1. An automatic exposure control system for use in tomography comprising,

a mechanical sweep control,

an electronic circuit which receives a sweep time signal from said mechanical sweep control,

said electronic circuit combines said sweep time signal with a reference voltage value and outputs a reference signal,

an integrator which integrates an ionization current received from an ionization chamber and outputs an integrated ionization current, and

a comparator which receives and compares said integrated ionization current and said reference signal, and outputs an error signal to a high voltage electronics unit of an x-ray tube.

2. The automatic exposure control system of claim 1 wherein said electronic circuit inputs control signals to said high voltage electronics unit.

3. The automatic exposure control system of claim 1 wherein said high voltage electronics unit has a voltage regulator and a current regulator.

4. The automatic exposure control system of claim 3 wherein said comparator outputs said error signal to said current regulator.

5. An automatic exposure control system for use in tomography comprising,

an x-ray tube,

a high voltage electronics for regulating power of said x-ray tube,

an ionization chamber connected to said x-ray tube,

a mechanical sweep system which moves said x-ray tube and said ionization chamber in opposite directions,

a feedback control circuit which receives signals from said ionization chamber and from said mechanical sweep system and generates an error signal,

said error signal is inputted to said high voltage electronics to adjust power of said x-ray tube, such that said signals from said ionization chamber and from said mechanical sweep system match.

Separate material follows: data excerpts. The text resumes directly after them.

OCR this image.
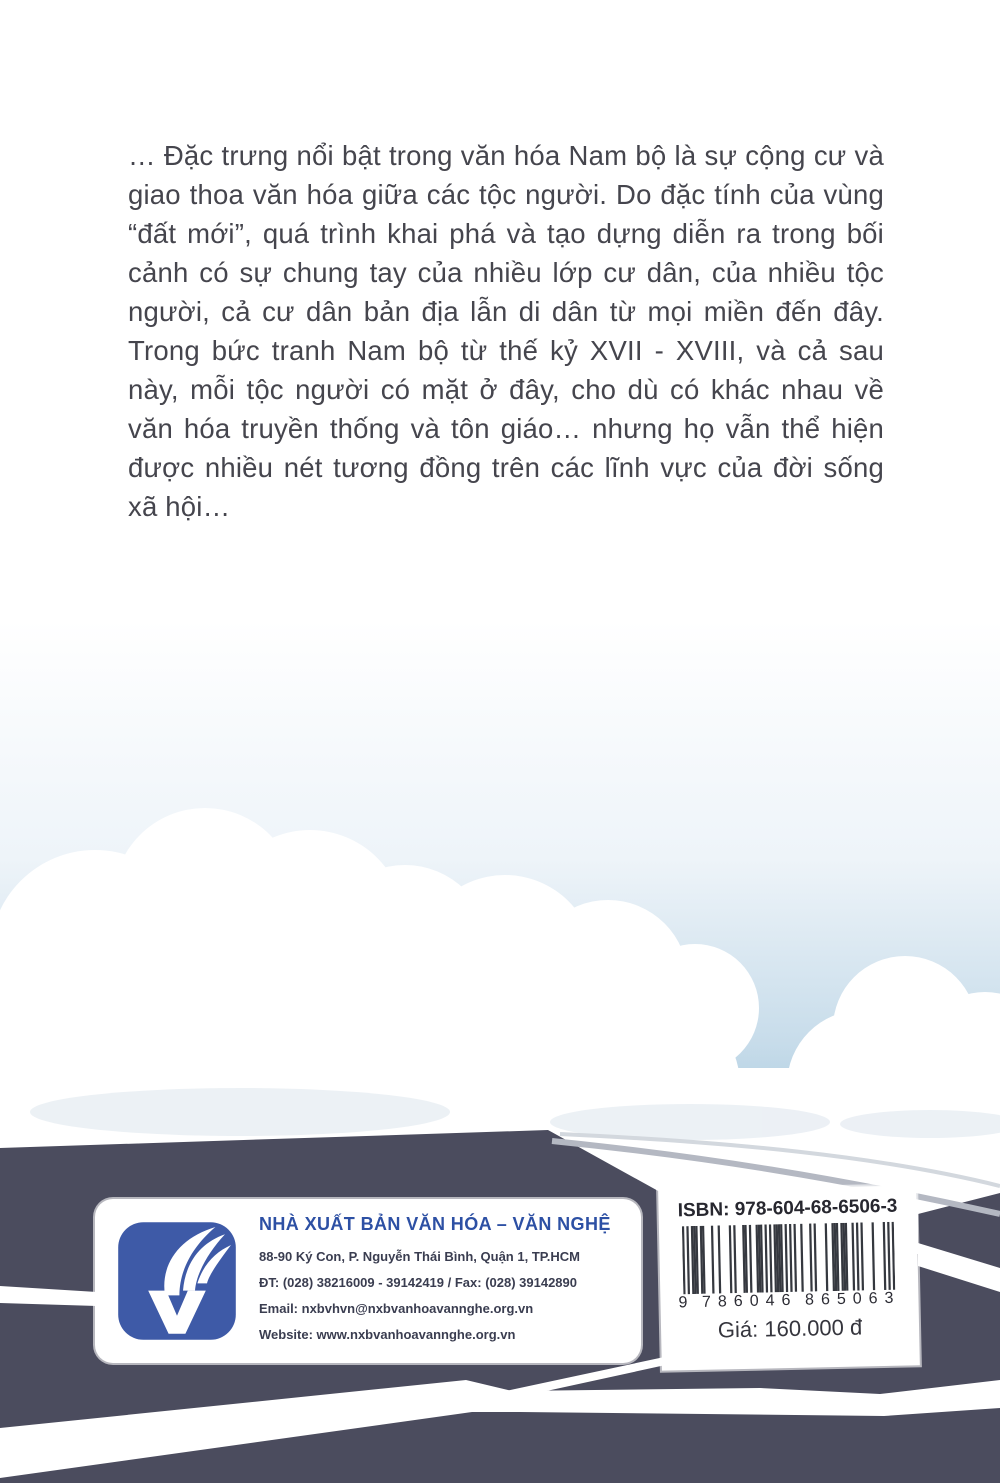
… Đặc trưng nổi bật trong văn hóa Nam bộ là sự cộng cư và giao thoa văn hóa giữa các tộc người. Do đặc tính của vùng “đất mới”, quá trình khai phá và tạo dựng diễn ra trong bối cảnh có sự chung tay của nhiều lớp cư dân, của nhiều tộc người, cả cư dân bản địa lẫn di dân từ mọi miền đến đây. Trong bức tranh Nam bộ từ thế kỷ XVII - XVIII, và cả sau này, mỗi tộc người có mặt ở đây, cho dù có khác nhau về văn hóa truyền thống và tôn giáo… nhưng họ vẫn thể hiện được nhiều nét tương đồng trên các lĩnh vực của đời sống xã hội…
NHÀ XUẤT BẢN VĂN HÓA – VĂN NGHỆ
88-90 Ký Con, P. Nguyễn Thái Bình, Quận 1, TP.HCM
ĐT: (028) 38216009 - 39142419 / Fax: (028) 39142890
Email: nxbvhvn@nxbvanhoavannghe.org.vn
Website: www.nxbvanhoavannghe.org.vn
ISBN: 978-604-68-6506-3
9 786046 865063
Giá: 160.000 đ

6. The automatic exposure control system of claim 5 wherein said feedback control circuit comprises,

a microprocessor which receives a sweep time value from said mechanical sweep control,

said microprocessor combines said sweep time value with a reference voltage value and outputs a reference ramp signal,

an integrator which integrates an ionization current received from an ionization chamber and outputs an integrated ionization current, and

a comparator which receives and compares said integrated ionization current and said reference ramp signal, and outputs an error signal to a high voltage electronics unit of an x-ray tube.